01 July the SCEPTRE with her prizes and British convoy sailed for England, the prizes arrived at Shannon, Ireland, where she were sold. The ZEELELIE (not visible on stamp) which had attempted to escape was wrecked off the Scilly Islands that year.

A painting, which depicts this battle, was made by the British artist Thomas Luny (1759 – 1837) for Captain Money of the GENERAL GODDARD (other source gives the painting was made for Robert Wigram the owner); the painting is now in the National Maritime Museum, Greenwich.
After this painting the stamp is designed. Not the complete painting is shown but only the central portion of the painting.
The ZEELELIE and HMS SCEPTRE and the packet SWALLOW are not shown on the stamp.
The GENERAL GODDARD, in foreground of stamp, with the six remaining Dutch ships, which can be seen in the background of the stamp.

The VOC ships taken were used regular between Holland and the Far East after she were built, the URL gives a search engine for the VOC ships http://www.inghist.nl/Onderzoek/Projecten/DAS/search for more information on the voyages.
The SURCHEANCE is not given, so most probably she was never used from Holland, or a hired vessel.

ALBLASSERDAM: Named after a town in the Netherlands. Built in 1782 on the yard of the VOC at Zeeland for the Chamber of the VOC at Amsterdam.
1150 ton.
She sailed from Ceylon in 1795, with a cargo on board with a total value of 457.491 Dutch Guilder, under command of Capt. Klaas Keuken, with on board 165 persons, one died during the voyage and 11 disembark at the Cape.

MENTOR: Built on the VOC yard of Zeeland in 1789 for the Chamber of the VOC in Zeeland.
Tonnage 560 ton.
Sailed from Batavia on 22 November 1794, with a cargo on board with a total value of 61.361 Dutch Guilder. She was under command of Capt. Ulke Barendsz with on board 50 persons.
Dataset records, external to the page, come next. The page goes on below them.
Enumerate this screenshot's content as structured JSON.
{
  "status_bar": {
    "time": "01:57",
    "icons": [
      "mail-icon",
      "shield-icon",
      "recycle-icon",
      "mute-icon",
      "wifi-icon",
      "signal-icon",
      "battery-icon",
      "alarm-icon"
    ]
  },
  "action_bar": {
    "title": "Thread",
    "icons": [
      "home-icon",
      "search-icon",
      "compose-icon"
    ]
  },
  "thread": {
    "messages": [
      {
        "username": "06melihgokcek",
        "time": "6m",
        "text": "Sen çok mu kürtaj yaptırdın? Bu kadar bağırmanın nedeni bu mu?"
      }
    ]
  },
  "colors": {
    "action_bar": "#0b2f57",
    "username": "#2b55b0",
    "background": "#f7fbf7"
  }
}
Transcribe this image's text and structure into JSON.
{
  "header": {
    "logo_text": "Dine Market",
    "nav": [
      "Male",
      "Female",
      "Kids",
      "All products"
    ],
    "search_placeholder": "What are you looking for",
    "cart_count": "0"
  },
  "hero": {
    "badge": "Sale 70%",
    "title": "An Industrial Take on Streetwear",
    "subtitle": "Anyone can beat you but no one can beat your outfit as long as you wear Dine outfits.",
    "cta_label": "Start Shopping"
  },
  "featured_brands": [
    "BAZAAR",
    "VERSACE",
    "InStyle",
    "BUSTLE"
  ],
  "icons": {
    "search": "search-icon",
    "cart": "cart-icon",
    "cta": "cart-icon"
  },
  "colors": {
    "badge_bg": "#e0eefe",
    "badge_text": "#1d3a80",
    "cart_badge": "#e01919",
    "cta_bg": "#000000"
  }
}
(I believe this MENTOR is also depict on the British Indian Ocean Territory stamp issued in 1999 60p sg 229, not any MENTOR is mentioned in Rowan Hackman book on the “Ships of the East India Company”. The year on the stamp is the same as when the MENTOR was built)

MEERMIN: (Mermaid). Built in 1782 at the VOC yard at Amsterdam for the Chamber of the VOC at Amsterdam.
Tonnage 500 ton.
Sailed in 1795 from Batavia under command of Capt. Gerard Ewoud Overbeek with on board 40 persons.

DORDWIJK: Built in 1787 in Rotterdam for the Chamber of the VOC of Delft/Rotterdam.
Tonnage 800 ton
22 November 1794 she sailed from Batavia under command of Capt. Hendrik Willem Ketjen with on board 40 persons.

GENERAL GODDARD:
Built in 1782 by Randall, Rotherhite for William Money.
30 January 1782 launched under the name GENERAL GODDARD.
She made her first voyage under command of Captain Thomas Foxall for the British East India Company to Bombay, she made three voyages more to India, before she was sold in 1790 to Robert Wigram.
Her next voyage to Bengal was under command of Capt. Thomas Wakefield, thereafter she made a voyage under command of Captain W.T.Money, and during this voyage she assisted HMS SCEPTRE in the capture of seven Dutch East Indiamen off St Helena.
Thereafter she made one more voyage under command of Captain Thomas Graham from 1796 till 1798 to the Coromandel Coast and Bengal.
1798 After her arrival back in England, sold as a West Indiamen for the trade to the West Indies.
January 1800 taken by a Spanish 1st Rate, 80 gun and a frigate, 32 guns off Cuba, while on a passage from London to Jamaica and taken to Havana.
Then she disappears in history.
Tonnage 799 tons, dim. 116.7 x 35.11 x 14.9ft.

VROUWE AGATHA: (Lady Agatha). Built ?, she was hired by the Chamber of the VOC of Amsterdam.
Tonnage 900 ton.
22 November 1794 she sailed from Batavia under command of Capt. Herman Pieter Murk, crew ?
On board was a cargo with a total value of 115.960 Dutch Guilders.

SURCHEANCE: Bought in 1786.
Tonnage 768 ton.
Sailed 22 November 1794 from Batavia under command of Capt. Christiaan Zummack, crew ?
Cargo on board with a total value of 81.527 Dutch Guilder.
1795 The SURCHEANCE was lost on her voyage between St Helena and the U.K.